I'm still out at lunch, but I wanted to say that your IPv6 address (AAAA record) itself is fine. It's that first vHost set to answer the IPv6 address specifically that was causing most of the issue. You should be able to simply disable that vHost for now instead of removing the IPv6 record and have things work correctly. Changing that vHost from IPv6:80 to *:80 should work too.
I'm back. I'm assuming things have moved forward smoothly.

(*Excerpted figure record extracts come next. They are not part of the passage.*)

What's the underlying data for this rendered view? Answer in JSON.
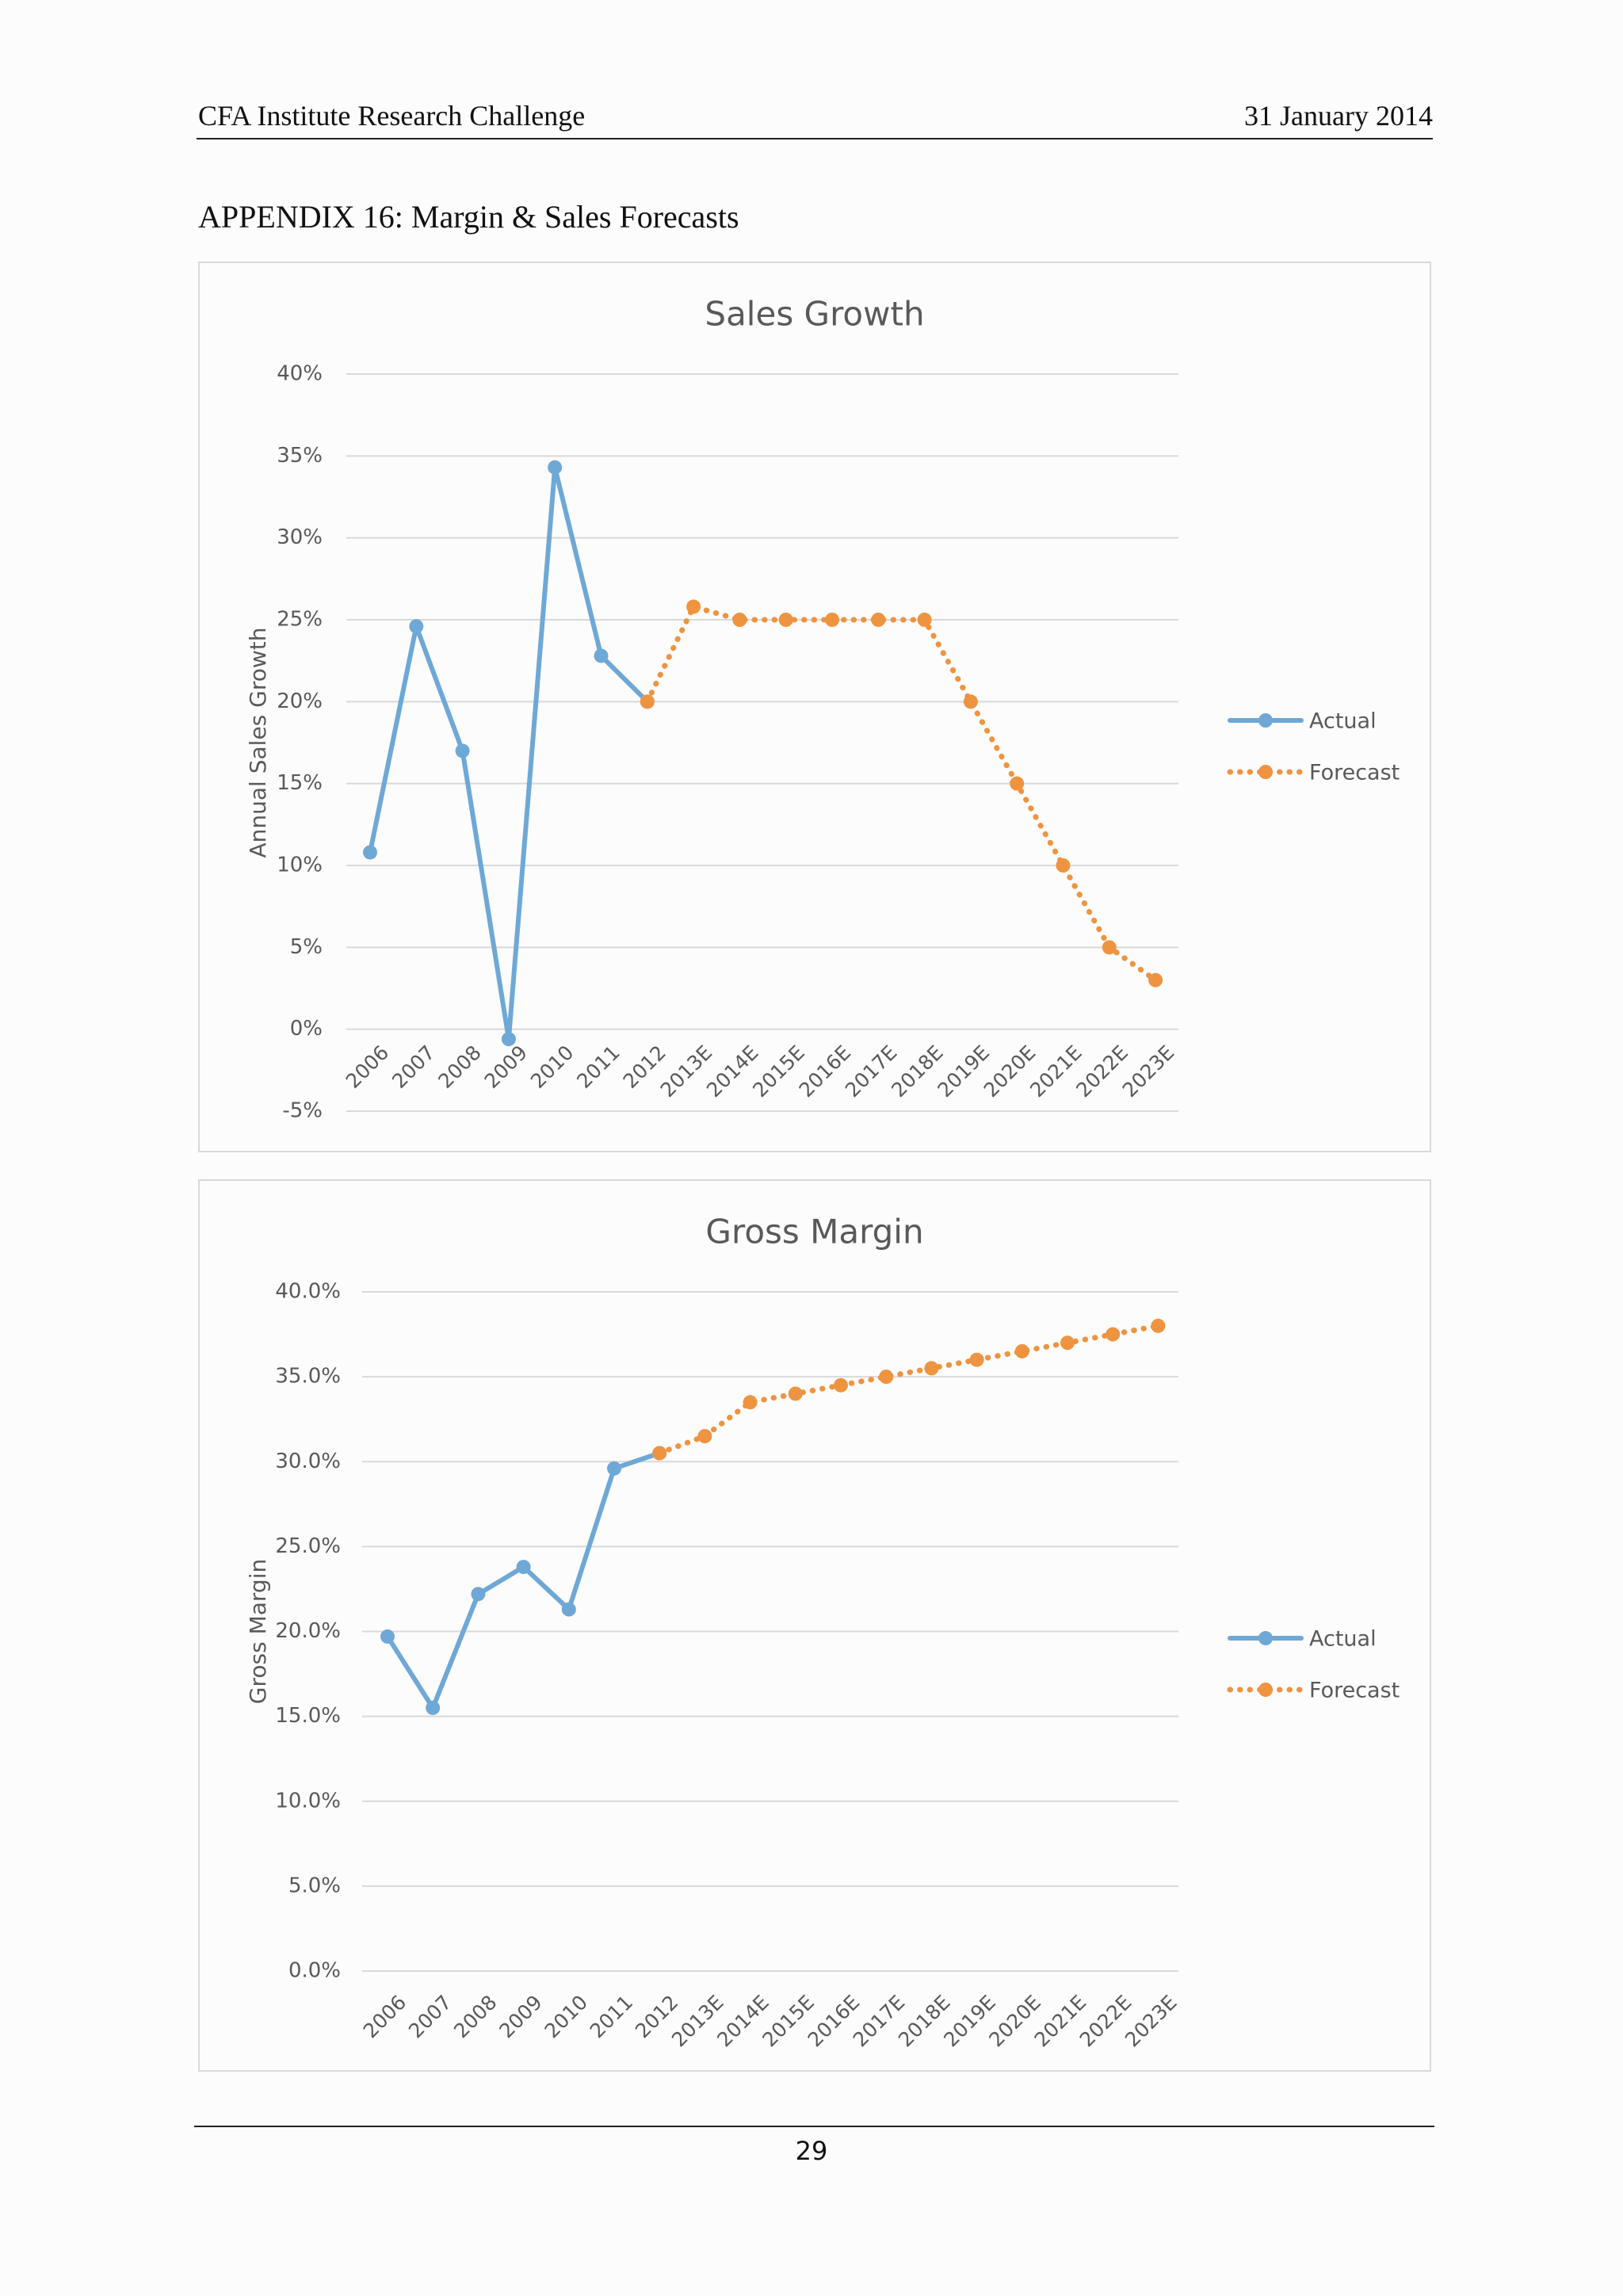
{
  "header": {
    "left": "CFA Institute Research Challenge",
    "right": "31 January 2014"
  },
  "appendix_title": "APPENDIX 16: Margin & Sales Forecasts",
  "page_number": "29",
  "colors": {
    "actual": "#6ea8d6",
    "forecast": "#ee9440",
    "grid": "#d9d9d9",
    "text": "#595959"
  },
  "chart_data": [
    {
      "type": "line",
      "title": "Sales Growth",
      "xlabel": "",
      "ylabel": "Annual Sales Growth",
      "ylim": [
        -5,
        40
      ],
      "ytick_values": [
        -5,
        0,
        5,
        10,
        15,
        20,
        25,
        30,
        35,
        40
      ],
      "ytick_labels": [
        "-5%",
        "0%",
        "5%",
        "10%",
        "15%",
        "20%",
        "25%",
        "30%",
        "35%",
        "40%"
      ],
      "categories": [
        "2006",
        "2007",
        "2008",
        "2009",
        "2010",
        "2011",
        "2012",
        "2013E",
        "2014E",
        "2015E",
        "2016E",
        "2017E",
        "2018E",
        "2019E",
        "2020E",
        "2021E",
        "2022E",
        "2023E"
      ],
      "series": [
        {
          "name": "Actual",
          "style": "solid",
          "color": "#6ea8d6",
          "values": [
            10.8,
            24.6,
            17.0,
            -0.6,
            34.3,
            22.8,
            20.0,
            null,
            null,
            null,
            null,
            null,
            null,
            null,
            null,
            null,
            null,
            null
          ]
        },
        {
          "name": "Forecast",
          "style": "dotted",
          "color": "#ee9440",
          "values": [
            null,
            null,
            null,
            null,
            null,
            null,
            20.0,
            25.8,
            25.0,
            25.0,
            25.0,
            25.0,
            25.0,
            20.0,
            15.0,
            10.0,
            5.0,
            3.0
          ]
        }
      ],
      "legend": [
        "Actual",
        "Forecast"
      ],
      "legend_position": "right",
      "grid": true
    },
    {
      "type": "line",
      "title": "Gross Margin",
      "xlabel": "",
      "ylabel": "Gross Margin",
      "ylim": [
        0,
        40
      ],
      "ytick_values": [
        0,
        5,
        10,
        15,
        20,
        25,
        30,
        35,
        40
      ],
      "ytick_labels": [
        "0.0%",
        "5.0%",
        "10.0%",
        "15.0%",
        "20.0%",
        "25.0%",
        "30.0%",
        "35.0%",
        "40.0%"
      ],
      "categories": [
        "2006",
        "2007",
        "2008",
        "2009",
        "2010",
        "2011",
        "2012",
        "2013E",
        "2014E",
        "2015E",
        "2016E",
        "2017E",
        "2018E",
        "2019E",
        "2020E",
        "2021E",
        "2022E",
        "2023E"
      ],
      "series": [
        {
          "name": "Actual",
          "style": "solid",
          "color": "#6ea8d6",
          "values": [
            19.7,
            15.5,
            22.2,
            23.8,
            21.3,
            29.6,
            30.5,
            null,
            null,
            null,
            null,
            null,
            null,
            null,
            null,
            null,
            null,
            null
          ]
        },
        {
          "name": "Forecast",
          "style": "dotted",
          "color": "#ee9440",
          "values": [
            null,
            null,
            null,
            null,
            null,
            null,
            30.5,
            31.5,
            33.5,
            34.0,
            34.5,
            35.0,
            35.5,
            36.0,
            36.5,
            37.0,
            37.5,
            38.0
          ]
        }
      ],
      "legend": [
        "Actual",
        "Forecast"
      ],
      "legend_position": "right",
      "grid": true
    }
  ]
}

sudo certbot certonly --apache -d "webmail.f4g.tech" --dry-run
IMPORTANT NOTES:
Can't run for real cos I exceeded my 5 tries quota - next week I think now 
OK, so some house cleaning to do by the looks of it. I remember I thought that certbot apache plugin had left my vhconf files rather 'untidy' - I wanted just one conf file where I could see everything in one edit/ view. Looks like I have to be careful where I step now that certbot has made itself resident in my conf files 
The ip6.f4g site was actually to force client browsers eg to load ipv6; part of a previous debugging session 
If your Apache configuration is such that you don't want certbot messing with it, you might be better off using its webroot plugin rather than its Apache plugin (assuming that you have Apache configured for each domain to have a directory path it can use for the .well-known directory).